Bob Ferrar, GM of the Low-Power Embedded Division for Intel, discussed the importance of processing for high-resolution video. "In 2013, more than 50 percent of cameras will have resolution of more than 1 megapixel," he said, forecasting that megapixel cameras will be mainstream in the security world by then.
Processing power was further explored by Jeremiah Golston, Da Vinci Chief Architect and Video CTO, Texas Instruments. "We give a lot of room for differentiation to our customers for this market to grow and provide value," he said. "Video analytics is really where the value's going to be and where customers want to differentiate."
Sufficient processing power is required to run more sophisticated software. "Two years ago, we talked about having a touch screen for DVR users," said Tom Wang, Marketing Manager of ARM. "Our customers said they were nice to have but expensive.

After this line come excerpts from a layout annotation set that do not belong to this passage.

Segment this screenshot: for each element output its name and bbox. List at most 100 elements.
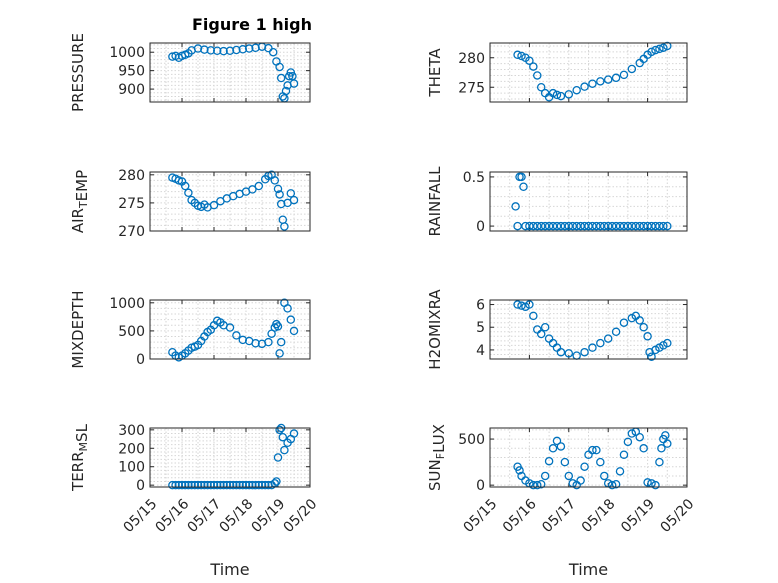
data-point (655, 221, 664, 231)
data-point (525, 300, 534, 309)
data-point (513, 221, 522, 231)
data-point (568, 221, 577, 231)
data-point (270, 176, 280, 185)
data-point (596, 77, 605, 86)
data-point (564, 471, 574, 481)
y-tick-label: 300 (118, 423, 145, 439)
y-axis-label: SUNFLUX (426, 424, 448, 491)
data-point (180, 181, 190, 191)
data-point (596, 221, 605, 231)
y-tick-label: 500 (118, 324, 145, 340)
data-point (529, 221, 538, 231)
y-axis-label: RAINFALL (426, 166, 444, 237)
y-tick-label: 500 (458, 432, 485, 448)
data-point (251, 480, 260, 490)
data-point (544, 221, 554, 231)
data-point (651, 480, 660, 490)
data-point (238, 480, 248, 490)
data-point (206, 46, 216, 55)
data-point (556, 221, 566, 231)
data-point (222, 480, 232, 490)
data-point (225, 480, 235, 490)
data-point (603, 75, 613, 84)
data-point (241, 480, 251, 490)
data-point (643, 332, 652, 341)
y-tick-label: 1000 (109, 45, 145, 61)
data-point (576, 221, 585, 231)
data-point (548, 444, 558, 453)
y-axis-label: H2OMIXRA (426, 289, 444, 370)
y-tick-label: 5 (476, 320, 485, 336)
data-series (511, 172, 672, 231)
data-point (184, 480, 193, 490)
axes-box (149, 427, 311, 488)
data-point (264, 337, 273, 347)
data-point (275, 425, 284, 435)
axes-box (149, 171, 311, 232)
data-point (588, 343, 597, 352)
y-axis-label: AIRTEMP (69, 170, 91, 233)
data-point (572, 85, 581, 95)
data-point (254, 480, 264, 490)
data-point (513, 300, 522, 309)
data-point (278, 432, 288, 442)
data-point (631, 221, 641, 231)
data-point (272, 477, 281, 486)
y-axis-label: PRESSURE (69, 33, 87, 112)
y-tick-label: 4 (476, 343, 485, 359)
data-point (212, 480, 222, 490)
data-point (209, 480, 219, 490)
data-point (219, 480, 228, 490)
data-point (254, 181, 264, 191)
data-point (663, 41, 672, 51)
data-point (238, 45, 248, 54)
data-point (627, 64, 637, 74)
data-point (286, 189, 296, 198)
data-point (232, 45, 241, 55)
data-point (187, 480, 196, 490)
data-series (168, 42, 299, 103)
data-point (235, 480, 244, 490)
data-point (203, 480, 212, 490)
data-point (647, 47, 656, 57)
data-point (273, 453, 283, 462)
data-point (651, 45, 660, 55)
data-point (275, 62, 284, 72)
data-series (168, 170, 299, 231)
data-point (216, 480, 225, 490)
data-point (209, 200, 219, 210)
data-point (564, 90, 574, 99)
data-point (619, 450, 629, 459)
data-point (513, 50, 522, 60)
data-point (257, 480, 267, 490)
data-series (513, 427, 672, 490)
axes-box (489, 299, 688, 360)
data-point (548, 88, 558, 98)
data-point (623, 221, 633, 231)
axes-box (489, 42, 688, 103)
data-point (639, 322, 648, 332)
data-point (273, 184, 283, 194)
y-tick-label: 280 (118, 168, 145, 184)
data-point (525, 56, 534, 65)
data-point (180, 480, 190, 490)
data-point (536, 83, 546, 92)
data-point (607, 480, 617, 490)
data-point (174, 480, 184, 490)
data-point (529, 62, 538, 71)
data-point (276, 199, 286, 209)
data-point (643, 221, 652, 231)
y-tick-label: 6 (476, 298, 485, 314)
data-point (193, 44, 203, 53)
data-point (657, 444, 666, 453)
axes-box (489, 171, 688, 232)
data-point (232, 480, 241, 490)
data-point (556, 91, 566, 101)
y-tick-label: 0 (136, 478, 145, 494)
subplot-theta: 275 280 THETA (426, 41, 688, 103)
data-point (281, 86, 291, 96)
data-point (611, 221, 621, 231)
data-point (572, 221, 581, 231)
data-point (564, 221, 574, 231)
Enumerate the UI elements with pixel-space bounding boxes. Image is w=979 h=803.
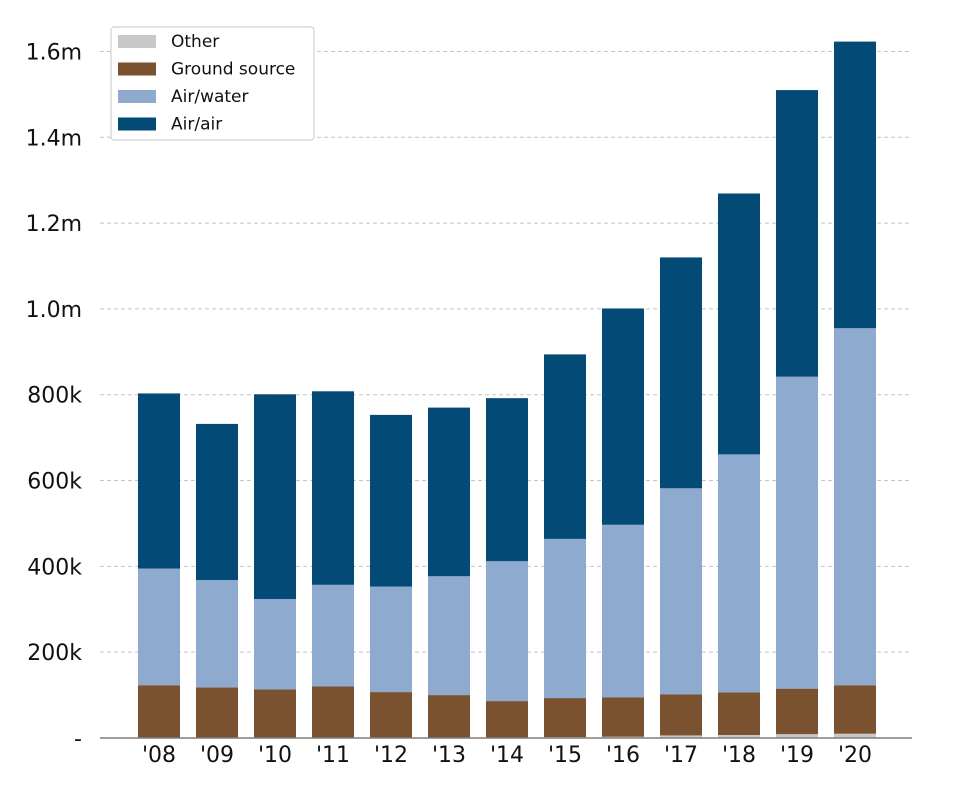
legend-label-ground-source: Ground source	[171, 60, 295, 80]
legend-box	[110, 26, 315, 141]
bar-segment-air-air-09	[196, 423, 238, 581]
bar-segment-other-17	[660, 735, 702, 738]
bar-segment-ground-source-12	[370, 692, 412, 738]
bar-segment-air-air-15	[544, 354, 586, 539]
x-tick-label: '20	[838, 743, 872, 768]
bar-segment-ground-source-20	[834, 685, 876, 734]
bar-segment-air-air-10	[254, 394, 296, 599]
bar-segment-air-water-11	[312, 584, 354, 687]
x-tick-label: '14	[490, 743, 524, 768]
bar-segment-air-air-11	[312, 391, 354, 585]
bar-segment-air-water-18	[718, 454, 760, 693]
y-tick-label: -	[74, 727, 82, 752]
bar-segment-ground-source-15	[544, 698, 586, 738]
x-tick-label: '17	[664, 743, 698, 768]
bar-segment-air-water-17	[660, 488, 702, 695]
x-tick-label: '08	[142, 743, 176, 768]
bar-segment-air-water-09	[196, 580, 238, 688]
legend-label-other: Other	[171, 32, 219, 52]
y-tick-label: 1.4m	[26, 126, 82, 151]
bar-segment-other-18	[718, 734, 760, 738]
x-tick-label: '15	[548, 743, 582, 768]
bar-segment-air-air-14	[486, 398, 528, 562]
legend-label-air-water: Air/water	[171, 87, 249, 107]
y-tick-label: 1.0m	[26, 298, 82, 323]
bar-segment-ground-source-11	[312, 686, 354, 738]
x-tick-label: '18	[722, 743, 756, 768]
bar-segment-air-water-20	[834, 328, 876, 686]
bar-segment-ground-source-13	[428, 695, 470, 738]
x-tick-label: '12	[374, 743, 408, 768]
bar-segment-air-air-18	[718, 193, 760, 455]
legend-swatch-other	[118, 35, 156, 48]
bar-segment-air-water-15	[544, 538, 586, 699]
legend-label-air-air: Air/air	[171, 115, 222, 135]
bar-segment-ground-source-19	[776, 688, 818, 735]
bar-segment-air-water-19	[776, 376, 818, 689]
axes: - 200k 400k 600k 800k 1.0m 1.2m 1.4m 1.6m '08 '09 '…	[26, 40, 912, 768]
x-tick-label: '16	[606, 743, 640, 768]
y-tick-label: 800k	[27, 384, 82, 409]
y-tick-label: 1.6m	[26, 40, 82, 65]
legend-swatch-ground-source	[118, 62, 156, 76]
bar-segment-air-air-13	[428, 407, 470, 577]
bar-segment-ground-source-14	[486, 701, 528, 738]
bar-segment-ground-source-17	[660, 694, 702, 736]
bars	[138, 41, 876, 738]
bar-segment-air-water-08	[138, 568, 180, 686]
y-tick-label: 400k	[27, 555, 82, 580]
bar-segment-air-water-16	[602, 524, 644, 698]
bar-segment-ground-source-08	[138, 685, 180, 738]
bar-segment-ground-source-18	[718, 692, 760, 735]
bar-segment-ground-source-16	[602, 697, 644, 737]
bar-segment-air-water-14	[486, 561, 528, 702]
y-tick-label: 1.2m	[26, 212, 82, 237]
bar-segment-other-19	[776, 734, 818, 738]
bar-segment-air-air-08	[138, 393, 180, 569]
x-tick-label: '19	[780, 743, 814, 768]
legend-swatch-air-air	[118, 117, 156, 131]
bar-segment-ground-source-10	[254, 689, 296, 738]
bar-segment-air-water-10	[254, 598, 296, 690]
x-tick-label: '11	[316, 743, 350, 768]
legend: Other Ground source Air/water Air/air	[110, 26, 315, 141]
x-tick-label: '10	[258, 743, 292, 768]
legend-swatch-air-water	[118, 90, 156, 103]
bar-segment-air-air-12	[370, 414, 412, 587]
bar-segment-air-water-12	[370, 586, 412, 693]
bar-segment-ground-source-09	[196, 687, 238, 738]
bar-segment-air-air-16	[602, 308, 644, 525]
bar-segment-air-air-20	[834, 41, 876, 329]
bar-segment-air-air-17	[660, 257, 702, 489]
bar-segment-air-water-13	[428, 576, 470, 696]
bar-segment-air-air-19	[776, 90, 818, 377]
y-tick-label: 600k	[27, 470, 82, 495]
bar-segment-other-20	[834, 733, 876, 738]
x-tick-label: '13	[432, 743, 466, 768]
x-tick-label: '09	[200, 743, 234, 768]
y-tick-label: 200k	[27, 641, 82, 666]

But human nature pushes the user interface going forward, so we're going to hear about 3-D coming."
Image sensors are indispensable for capturing clear images. OmniVision and UFINE discussed breakthroughs in megapixel CMOS sensors, with sensitivity and low-light performance catching up to CCDs.
As higher-resolution images are harder to adjust for focus, they have special optical needs. The Seiko lens stepping motor allows for lens adjustments from a remote location, so users enjoy image clarity, said Hisashi Kawamoto, Senior Assistant Manager, Development Department, Opto Division, Seiko Precision.
HD video puts constraints on bandwidth, as images are significantly larger than standard definition footage. Gareth Heywood, Market Manager of Analog and Mixed-Signal Products for Gennum, discussed an HDcctv receiver for transmission, which offers the same installer experience with no networking needed.
Larger images place higher demands on processors. Tony Zhao, Technical Marketing Manager for Asia Pacific, Altera Semiconductor Technology Service, discussed FPGA performance for handling HD and wide-dynamic capability.
HD is now required for network cameras and video surveillance, said Bob Beachler, VP of Marketing, Operations and Systems Design, Stretch.
Video intelligence is being embedded in more processors; Sor Shen, CTO and President of Vatics, focused on SoCs with video content and audio analysis, which he expected to have higher uptake in the future.
Processors not only need to be smart, but they need to improve dynamic range performance, said Rogers Lee, Video Codec Architecture Officer for Grain Media. The company's SoC solutions are more efficient to save hard disk space.
Storage, Software and Biometrics
HD images take up more storage, with real-life challenges outlined by Ed Strong, Director of Marketing for AV Storage, Western Digital. Today's storage requirements include reliability, compact form factors and effective heat dissipation.
On the home front, Michael Feng, Senior Account Manager for the Taiwan OEM Embedded Group, Microsoft Corporation, discussed intelligent platforms in building and home automation. Microsoft is making Windows Embedded available for video analytics, biometrics and natural user interfaces.
Identifying someone can be done accurately with finger vein recognition, said Steven Chen, Assistant Manager of ID Management Global Sales, Global Business Planning and Operations Division, Hitachi. In Japan, 81 percent of ATMs use vein recognition with smart cards, reducing fraudulent transactions.
Tony Tan, Director of the Identification and Security Technology Center in Taiwan, discussed embedded video analytics for edge video devices, such as network cameras, video servers and storage media.
Secutech Expo 2010 featured total security solutions and informative conferences. Despite a volcanic eruption disrupting European flights, visitor turnout grew, proving Secutech's significance for security and safety.